ITC’s maiden investor meet: Key takeaways and what analysts are saying
Diversified conglomerate ITC Ltd, which makes cigarettes and operates FMCG, hotels, packaging and agribusinesses, remained the most active stock for the second day running on Wednesday.
On Wednesday, more than 23 million ITC shares changed hands by 1pm with some large deals taking place on the counter. More than 40 million shares had exchanged hands on the BSE and NSE combined on Tuesday, more than twice the average daily volume for the last one month.
The volume burst has its roots in detailed management commentary on business outlook and structuring, followed by its maiden analyst meet. The Kolkata-based company told analysts it was exploring growth triggers in all its business verticals and will focus on premiumization, which has yielded great benefits to it.
The company, which has largely relied on organic growth strategy, will shift its focus on inorganic growth strategies and explore mergers and acquisitions as a “significant vector of growth” moving forward, Chairman Sanjiv Puri said.
Puri explained the bulk of what the company has built in the FMCG segment has been done organically. The company’s top line in the non-cigarette business has gone up 20 times over the last two decades.
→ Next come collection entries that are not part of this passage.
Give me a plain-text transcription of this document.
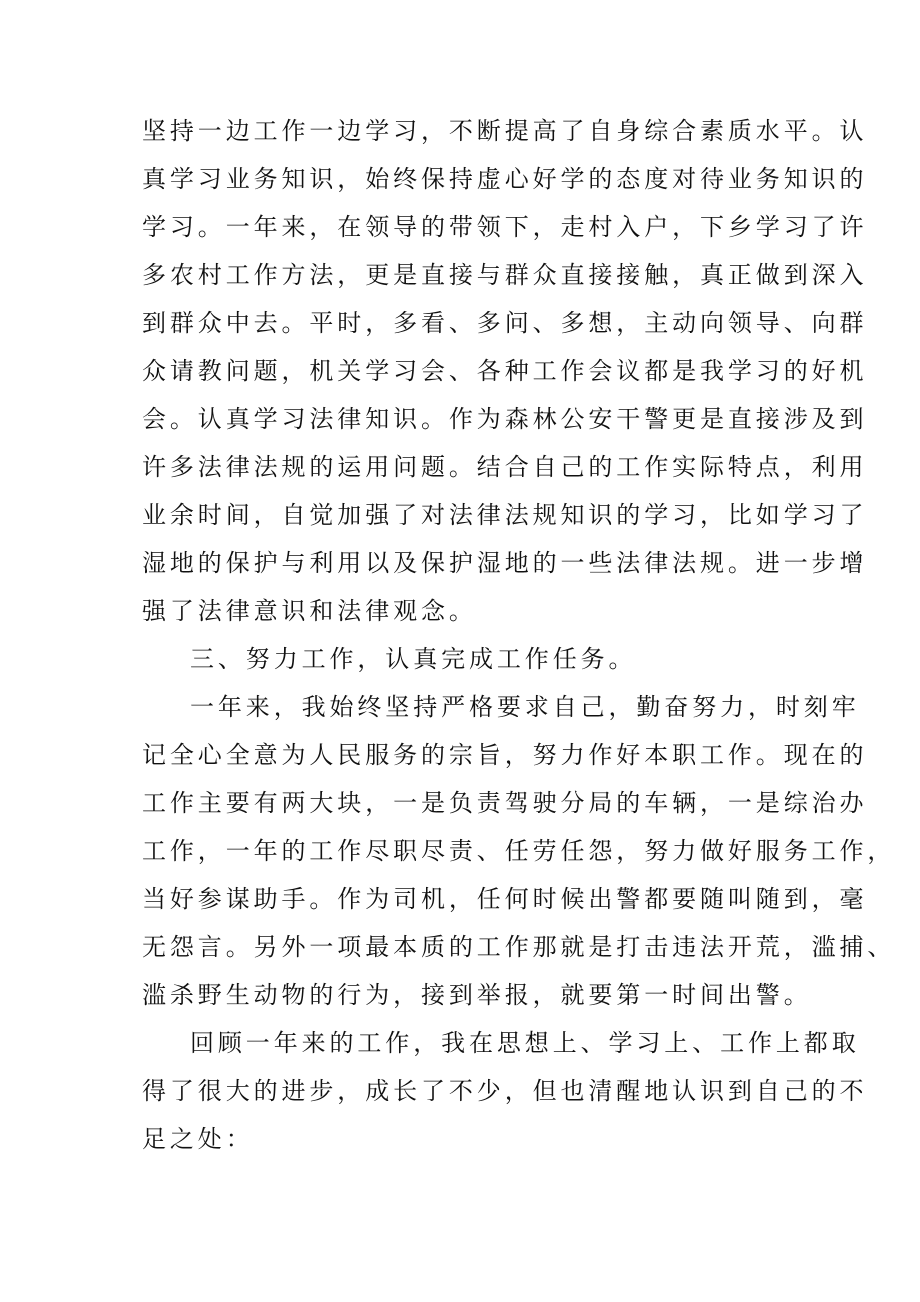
坚持一边工作一边学习，不断提高了自身综合素质水平。认
真学习业务知识，始终保持虚心好学的态度对待业务知识的
学习。一年来，在领导的带领下，走村入户，下乡学习了许
多农村工作方法，更是直接与群众直接接触，真正做到深入
到群众中去。平时，多看、多问、多想，主动向领导、向群
众请教问题，机关学习会、各种工作会议都是我学习的好机
会。认真学习法律知识。作为森林公安干警更是直接涉及到
许多法律法规的运用问题。结合自己的工作实际特点，利用
业余时间，自觉加强了对法律法规知识的学习，比如学习了
湿地的保护与利用以及保护湿地的一些法律法规。进一步增
强了法律意识和法律观念。
三、努力工作，认真完成工作任务。
一年来，我始终坚持严格要求自己，勤奋努力，时刻牢
记全心全意为人民服务的宗旨，努力作好本职工作。现在的
工作主要有两大块，一是负责驾驶分局的车辆，一是综治办
工作，一年的工作尽职尽责、任劳任怨，努力做好服务工作，
当好参谋助手。作为司机，任何时候出警都要随叫随到，毫
无怨言。另外一项最本质的工作那就是打击违法开荒，滥捕、
滥杀野生动物的行为，接到举报，就要第一时间出警。
回顾一年来的工作，我在思想上、学习上、工作上都取
得了很大的进步，成长了不少，但也清醒地认识到自己的不
足之处：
However, the bottom line has lagged at 18 times, essentially because a large component of the growth comes from the newer FMCG businesses which are being built.
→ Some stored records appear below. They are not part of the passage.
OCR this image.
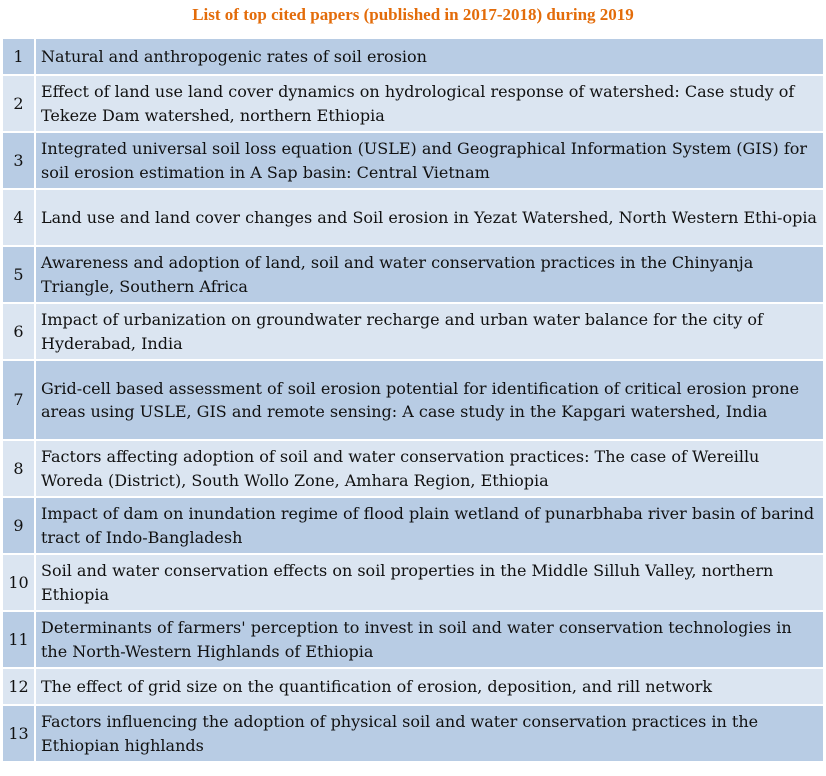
List of top cited papers (published in 2017-2018) during 2019
1	Natural and anthropogenic rates of soil erosion
2	Effect of land use land cover dynamics on hydrological response of watershed: Case study of Tekeze Dam watershed, northern Ethiopia
3	Integrated universal soil loss equation (USLE) and Geographical Information System (GIS) for soil erosion estimation in A Sap basin: Central Vietnam
4	Land use and land cover changes and Soil erosion in Yezat Watershed, North Western Ethi-opia
5	Awareness and adoption of land, soil and water conservation practices in the Chinyanja Triangle, Southern Africa
6	Impact of urbanization on groundwater recharge and urban water balance for the city of Hyderabad, India
7	Grid-cell based assessment of soil erosion potential for identification of critical erosion prone areas using USLE, GIS and remote sensing: A case study in the Kapgari watershed, India
8	Factors affecting adoption of soil and water conservation practices: The case of Wereillu Woreda (District), South Wollo Zone, Amhara Region, Ethiopia
9	Impact of dam on inundation regime of flood plain wetland of punarbhaba river basin of barind tract of Indo-Bangladesh
10	Soil and water conservation effects on soil properties in the Middle Silluh Valley, northern Ethiopia
11	Determinants of farmers' perception to invest in soil and water conservation technologies in the North-Western Highlands of Ethiopia
12	The effect of grid size on the quantification of erosion, deposition, and rill network
13	Factors influencing the adoption of physical soil and water conservation practices in the Ethiopian highlands
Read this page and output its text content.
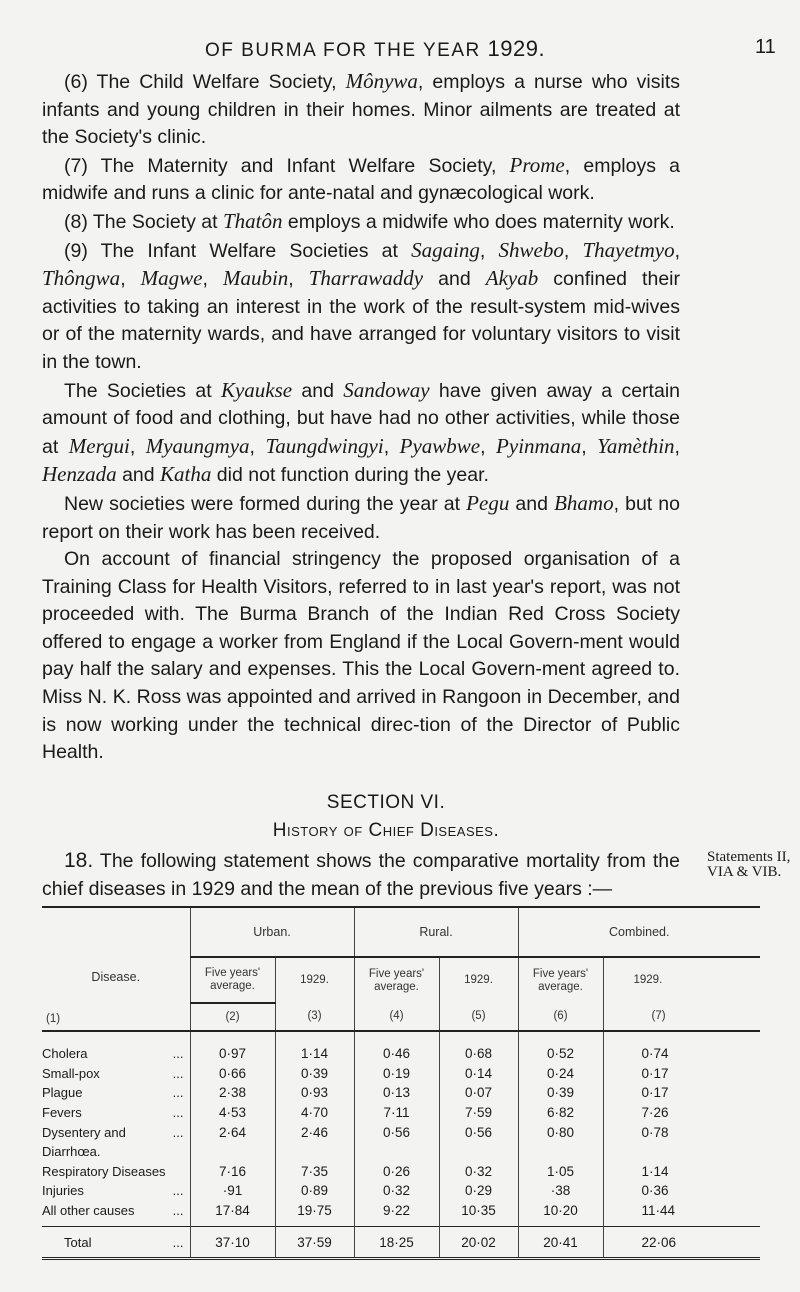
OF BURMA FOR THE YEAR 1929.	11

(6) The Child Welfare Society, Mônywa, employs a nurse who visits infants and young children in their homes. Minor ailments are treated at the Society's clinic.

(7) The Maternity and Infant Welfare Society, Prome, employs a midwife and runs a clinic for ante-natal and gynæcological work.

(8) The Society at Thatôn employs a midwife who does maternity work.

(9) The Infant Welfare Societies at Sagaing, Shwebo, Thayetmyo, Thôngwa, Magwe, Maubin, Tharrawaddy and Akyab confined their activities to taking an interest in the work of the result-system mid-wives or of the maternity wards, and have arranged for voluntary visitors to visit in the town.

The Societies at Kyaukse and Sandoway have given away a certain amount of food and clothing, but have had no other activities, while those at Mergui, Myaungmya, Taungdwingyi, Pyawbwe, Pyinmana, Yamèthin, Henzada and Katha did not function during the year.

New societies were formed during the year at Pegu and Bhamo, but no report on their work has been received.

On account of financial stringency the proposed organisation of a Training Class for Health Visitors, referred to in last year's report, was not proceeded with. The Burma Branch of the Indian Red Cross Society offered to engage a worker from England if the Local Govern-ment would pay half the salary and expenses. This the Local Govern-ment agreed to. Miss N. K. Ross was appointed and arrived in Rangoon in December, and is now working under the technical direc-tion of the Director of Public Health.

SECTION VI.
History of Chief Diseases.

18. The following statement shows the comparative mortality from the chief diseases in 1929 and the mean of the previous five years :—

Statements II, VIA & VIB.
Disease.
(1)	Urban.		Rural.		Combined.	
	Five years' average.	1929.	Five years' average.	1929.	Five years' average.	1929.
	(2)	(3)	(4)	(5)	(6)	(7)

Cholera ...	0·97	1·14	0·46	0·68	0·52	0·74
Small-pox ...	0·66	0·39	0·19	0·14	0·24	0·17
Plague ...	2·38	0·93	0·13	0·07	0·39	0·17
Fevers ...	4·53	4·70	7·11	7·59	6·82	7·26
Dysentery and ...	2·64	2·46	0·56	0·56	0·80	0·78
Diarrhœa.						
Respiratory Diseases	7·16	7·35	0·26	0·32	1·05	1·14
Injuries ...	·91	0·89	0·32	0·29	·38	0·36
All other causes ...	17·84	19·75	9·22	10·35	10·20	11·44

Total ...	37·10	37·59	18·25	20·02	20·41	22·06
Various domestic brokerages were left searching for key triggers and specifics, but maintained their positive outlook on the stock price with a target price upside ranging 15-35%.
Analyst commentary on ITC
Swiss investment banking firm UBS said that ITC’s cigarette volume is likely to grow and the FMCG business is expected to show signs of improvement.
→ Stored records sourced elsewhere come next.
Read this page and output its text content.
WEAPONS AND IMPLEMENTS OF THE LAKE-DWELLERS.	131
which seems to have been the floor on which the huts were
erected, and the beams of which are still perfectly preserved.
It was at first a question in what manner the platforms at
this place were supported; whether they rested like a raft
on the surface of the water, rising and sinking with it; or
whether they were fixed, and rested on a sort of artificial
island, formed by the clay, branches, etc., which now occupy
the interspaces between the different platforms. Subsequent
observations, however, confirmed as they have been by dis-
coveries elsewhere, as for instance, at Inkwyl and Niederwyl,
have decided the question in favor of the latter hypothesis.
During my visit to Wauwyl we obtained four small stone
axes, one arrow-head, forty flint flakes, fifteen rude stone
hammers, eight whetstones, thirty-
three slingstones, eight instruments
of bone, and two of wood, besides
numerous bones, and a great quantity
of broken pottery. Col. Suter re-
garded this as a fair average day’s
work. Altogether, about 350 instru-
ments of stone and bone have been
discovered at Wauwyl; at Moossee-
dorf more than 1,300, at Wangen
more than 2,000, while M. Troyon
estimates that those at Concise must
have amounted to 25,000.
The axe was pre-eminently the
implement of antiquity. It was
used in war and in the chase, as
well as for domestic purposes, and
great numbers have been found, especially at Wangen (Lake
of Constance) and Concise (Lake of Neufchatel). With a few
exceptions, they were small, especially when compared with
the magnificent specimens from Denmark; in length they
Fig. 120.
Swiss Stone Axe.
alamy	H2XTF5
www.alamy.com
“For hotels, demerger is an ongoing discussion but more likely once India normalizes amid uncertainty around the new COVID variant,” the firm said, adding it has a ‘buy’ rating on the stock with a target price of Rs 280.
ITC shares were quoting at Rs 223.75 apiece on the BSE, down 2% from the previous close, on Wednesday.
American investment bank JP Morgan remains neutral on the stock with a target price of Rs 238, valuing the stock at 17 times its fiscal 2022-23 price-to-earnings (P/E) estimates on a consolidated basis, and 13 times its one-year forward earnings excluding the FMCG business.
“We sense some aggression from the management on the FMCG business...We believe that the upcoming budget session will be keenly watched from ITC’s point of view,” the firm said in a note to clients.
Hong Kong-headquartered CLSA retained its ‘buy’ rating with a target price of Rs 275 while American investment bank Morgan Stanley is staying ‘overweight’ on the stock with a target of Rs 251. Jefferies also retained its ‘buy’ rating with a target price of Rs 300 apiece.
“The management also highlighted that it is now open for an alternate structure in its hotels, and infotech business. FMCG value unlocking remains a focus and the company is looking to leverage its power brand and drive margin expansion. As for the cigarette and tobacco segment, a stable tax regime is positive for the sector,” CLSA said.